MR. CHAIRMAN AND GENTLEMEN OF THE ST. NICHOLAS SOCIETY,--These are, indeed, prosperous days for me. Night before last, in a speech, the Bishop of the Diocese of New York complimented me for my contribution to theology, and to-night the Reverend Doctor Mackay has elected me to the ministry. I thanked Bishop Potter then for his compliment, and I thank Doctor Mackay now for that promotion. I think that both have discerned in me what I long ago discerned, but what I was afraid the world would never learn to recognize.

In this absence of nine years I find a great improvement in the city of New York. I am glad to speak on that as a toast--"The City of New York." Some say it has improved because I have been away. Others, and I agree with them, say it has improved because I have come back. We must judge of a city, as of a man, by its external appearances and by its inward character. In externals the foreigner coming to these shores is more impressed at first by our sky-scrapers. They are new to him. He has not done anything of the sort since he built the tower of Babel. The foreigner is shocked by them.

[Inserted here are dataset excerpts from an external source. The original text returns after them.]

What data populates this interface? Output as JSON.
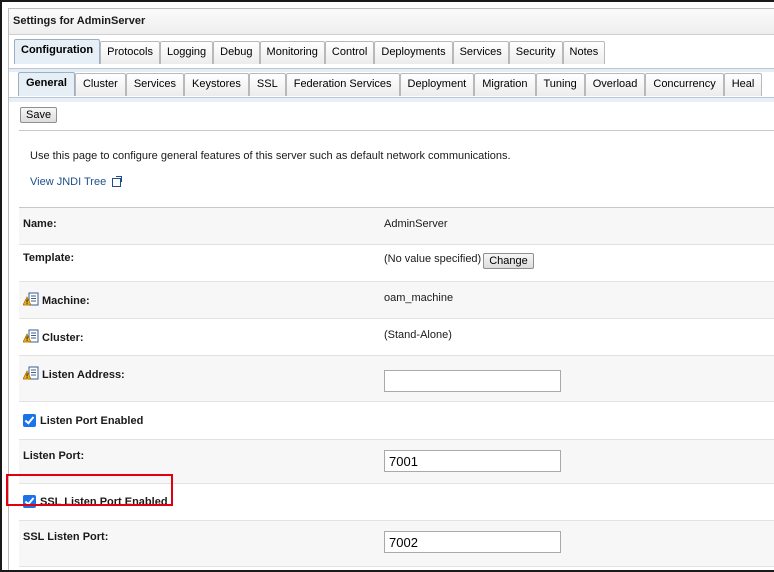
{
  "panel": {
    "title": "Settings for AdminServer"
  },
  "main_tabs": [
    {
      "label": "Configuration",
      "active": true
    },
    {
      "label": "Protocols"
    },
    {
      "label": "Logging"
    },
    {
      "label": "Debug"
    },
    {
      "label": "Monitoring"
    },
    {
      "label": "Control"
    },
    {
      "label": "Deployments"
    },
    {
      "label": "Services"
    },
    {
      "label": "Security"
    },
    {
      "label": "Notes"
    }
  ],
  "sub_tabs": [
    {
      "label": "General",
      "active": true
    },
    {
      "label": "Cluster"
    },
    {
      "label": "Services"
    },
    {
      "label": "Keystores"
    },
    {
      "label": "SSL"
    },
    {
      "label": "Federation Services"
    },
    {
      "label": "Deployment"
    },
    {
      "label": "Migration"
    },
    {
      "label": "Tuning"
    },
    {
      "label": "Overload"
    },
    {
      "label": "Concurrency"
    },
    {
      "label": "Heal"
    }
  ],
  "toolbar": {
    "save_label": "Save"
  },
  "intro": {
    "description": "Use this page to configure general features of this server such as default network communications.",
    "jndi_link": "View JNDI Tree"
  },
  "form": {
    "name": {
      "label": "Name:",
      "value": "AdminServer"
    },
    "template": {
      "label": "Template:",
      "value": "(No value specified)",
      "change_label": "Change"
    },
    "machine": {
      "label": "Machine:",
      "value": "oam_machine"
    },
    "cluster": {
      "label": "Cluster:",
      "value": "(Stand-Alone)"
    },
    "listen_address": {
      "label": "Listen Address:",
      "value": ""
    },
    "listen_port_enabled": {
      "label": "Listen Port Enabled",
      "checked": true
    },
    "listen_port": {
      "label": "Listen Port:",
      "value": "7001"
    },
    "ssl_listen_port_enabled": {
      "label": "SSL Listen Port Enabled",
      "checked": true
    },
    "ssl_listen_port": {
      "label": "SSL Listen Port:",
      "value": "7002"
    }
  },
  "colors": {
    "highlight": "#e0000f",
    "checkbox": "#1a73e8",
    "link": "#1f4e8c"
  },
  "icons": {
    "warning": "warning-restart-icon",
    "external": "external-link-icon"
  }
}
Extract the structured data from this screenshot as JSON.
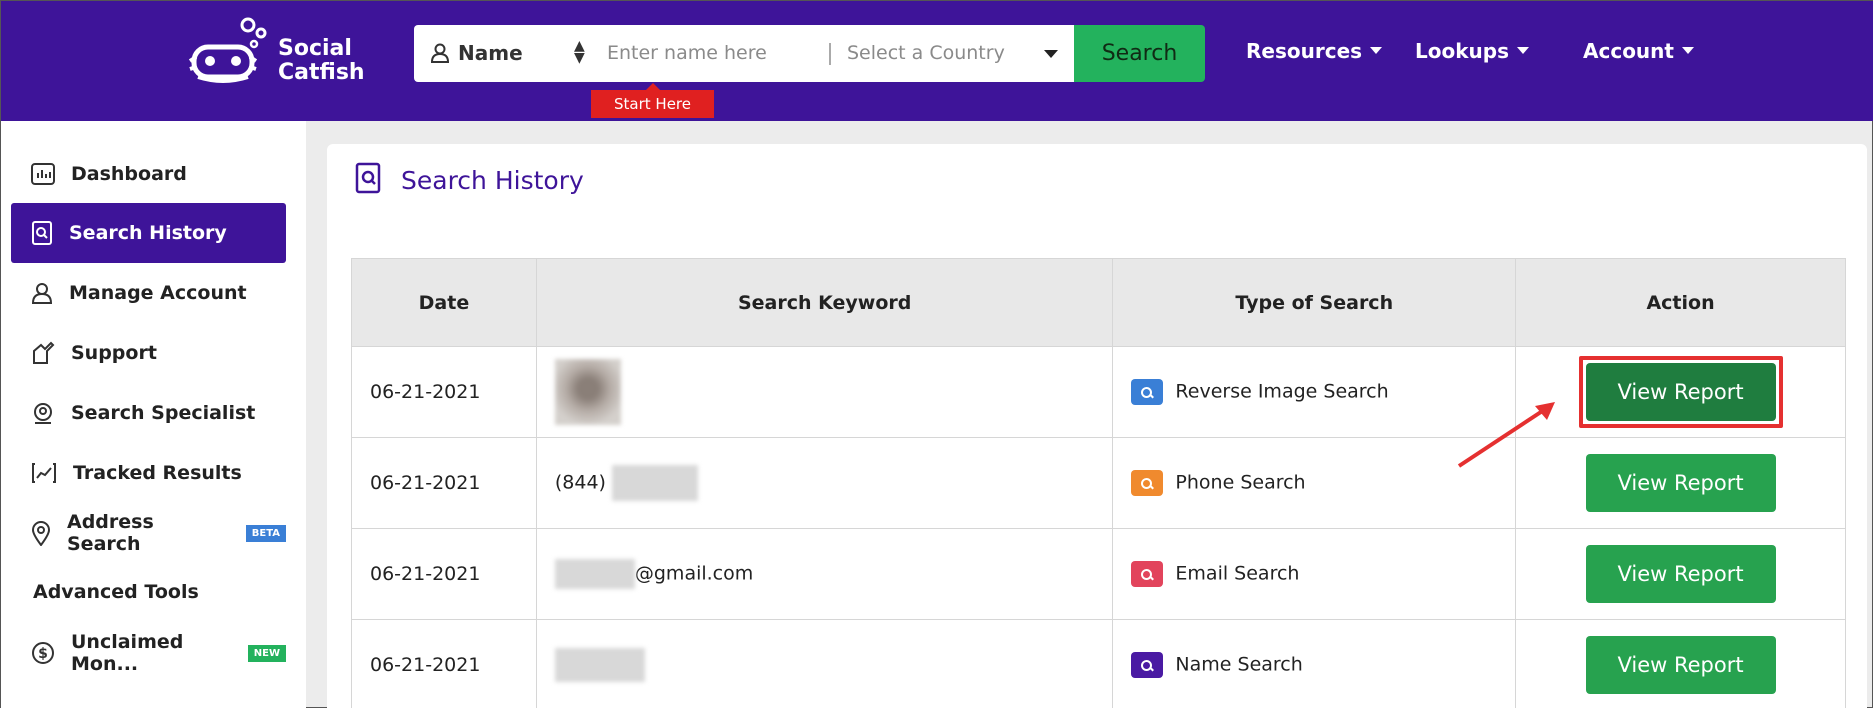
{
  "brand": {
    "name_line1": "Social",
    "name_line2": "Catfish"
  },
  "search": {
    "type_label": "Name",
    "input_placeholder": "Enter name here",
    "country_placeholder": "Select a Country",
    "button_label": "Search",
    "hint": "Start Here"
  },
  "nav": {
    "resources": "Resources",
    "lookups": "Lookups",
    "account": "Account"
  },
  "sidebar": {
    "items": [
      {
        "label": "Dashboard",
        "icon": "chart-icon"
      },
      {
        "label": "Search History",
        "icon": "search-doc-icon"
      },
      {
        "label": "Manage Account",
        "icon": "user-icon"
      },
      {
        "label": "Support",
        "icon": "support-icon"
      },
      {
        "label": "Search Specialist",
        "icon": "specialist-icon"
      },
      {
        "label": "Tracked Results",
        "icon": "tracked-icon"
      },
      {
        "label": "Address Search",
        "icon": "location-icon",
        "badge": "BETA"
      }
    ],
    "advanced_header": "Advanced Tools",
    "advanced_items": [
      {
        "label": "Unclaimed Mon...",
        "icon": "dollar-icon",
        "badge": "NEW"
      }
    ]
  },
  "page": {
    "title": "Search History"
  },
  "table": {
    "headers": [
      "Date",
      "Search Keyword",
      "Type of Search",
      "Action"
    ],
    "rows": [
      {
        "date": "06-21-2021",
        "keyword": "",
        "type": "Reverse Image Search",
        "type_color": "#3a7fd6",
        "action": "View Report"
      },
      {
        "date": "06-21-2021",
        "keyword": "(844)",
        "type": "Phone Search",
        "type_color": "#f08a2e",
        "action": "View Report"
      },
      {
        "date": "06-21-2021",
        "keyword": "@gmail.com",
        "type": "Email Search",
        "type_color": "#e2445c",
        "action": "View Report"
      },
      {
        "date": "06-21-2021",
        "keyword": "",
        "type": "Name Search",
        "type_color": "#4a1aa3",
        "action": "View Report"
      }
    ]
  },
  "colors": {
    "brand": "#3e1499",
    "search_green": "#23b25d",
    "view_green": "#27a24f",
    "highlight_red": "#e53030"
  }
}
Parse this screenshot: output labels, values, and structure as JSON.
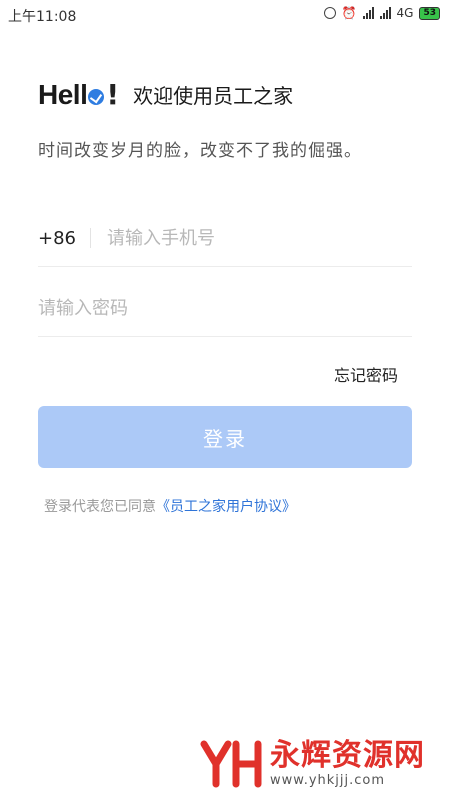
{
  "status_bar": {
    "time": "上午11:08",
    "network": "4G",
    "battery": "53"
  },
  "header": {
    "hello_text": "Hell",
    "hello_bang": "!",
    "welcome": "欢迎使用员工之家",
    "subtitle": "时间改变岁月的脸，改变不了我的倔强。"
  },
  "form": {
    "country_code": "+86",
    "phone_placeholder": "请输入手机号",
    "phone_value": "",
    "password_placeholder": "请输入密码",
    "password_value": "",
    "forgot_label": "忘记密码",
    "login_label": "登录"
  },
  "agreement": {
    "prefix": "登录代表您已同意",
    "link": "《员工之家用户协议》"
  },
  "watermark": {
    "title": "永辉资源网",
    "url": "www.yhkjjj.com"
  },
  "colors": {
    "accent": "#2f74d8",
    "button_disabled": "#acc9f7",
    "watermark_red": "#e0312b"
  }
}
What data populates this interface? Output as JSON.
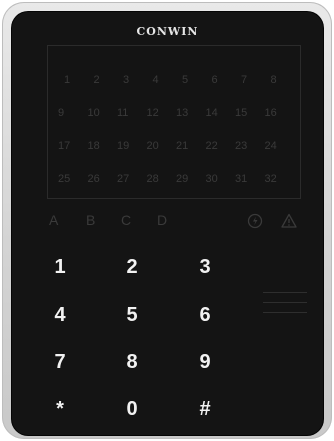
{
  "brand": "CONWIN",
  "zones": [
    "1",
    "2",
    "3",
    "4",
    "5",
    "6",
    "7",
    "8",
    "9",
    "10",
    "11",
    "12",
    "13",
    "14",
    "15",
    "16",
    "17",
    "18",
    "19",
    "20",
    "21",
    "22",
    "23",
    "24",
    "25",
    "26",
    "27",
    "28",
    "29",
    "30",
    "31",
    "32"
  ],
  "status_letters": [
    "A",
    "B",
    "C",
    "D"
  ],
  "status_icons": [
    "power-icon",
    "warning-icon"
  ],
  "keys": [
    "1",
    "2",
    "3",
    "4",
    "5",
    "6",
    "7",
    "8",
    "9",
    "*",
    "0",
    "#"
  ],
  "colors": {
    "face": "#141414",
    "shell": "#d9d9d9",
    "key_text": "#f2f2f2",
    "dim_text": "#3a3a3a"
  }
}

In the daylight they are ugly. They are--well, too chimneyfied and too snaggy--like a mouth that needs attention from a dentist; like a cemetery that is all monuments and no gravestones. But at night, seen from the river where they are columns towering against the sky, all sparkling with light, they are fairylike; they are beauty more satisfactory to the soul and more enchanting than anything that man has dreamed of since the Arabian nights. We can't always have the beautiful aspect of things. Let us make the most of our sights that are beautiful and let the others go. When your foreigner makes disagreeable comments on New York by daylight, float him down the river at night.

What has made these sky-scrapers possible is the elevator. The cigar-box which the European calls a "lift" needs but to be compared with our elevators to be appreciated.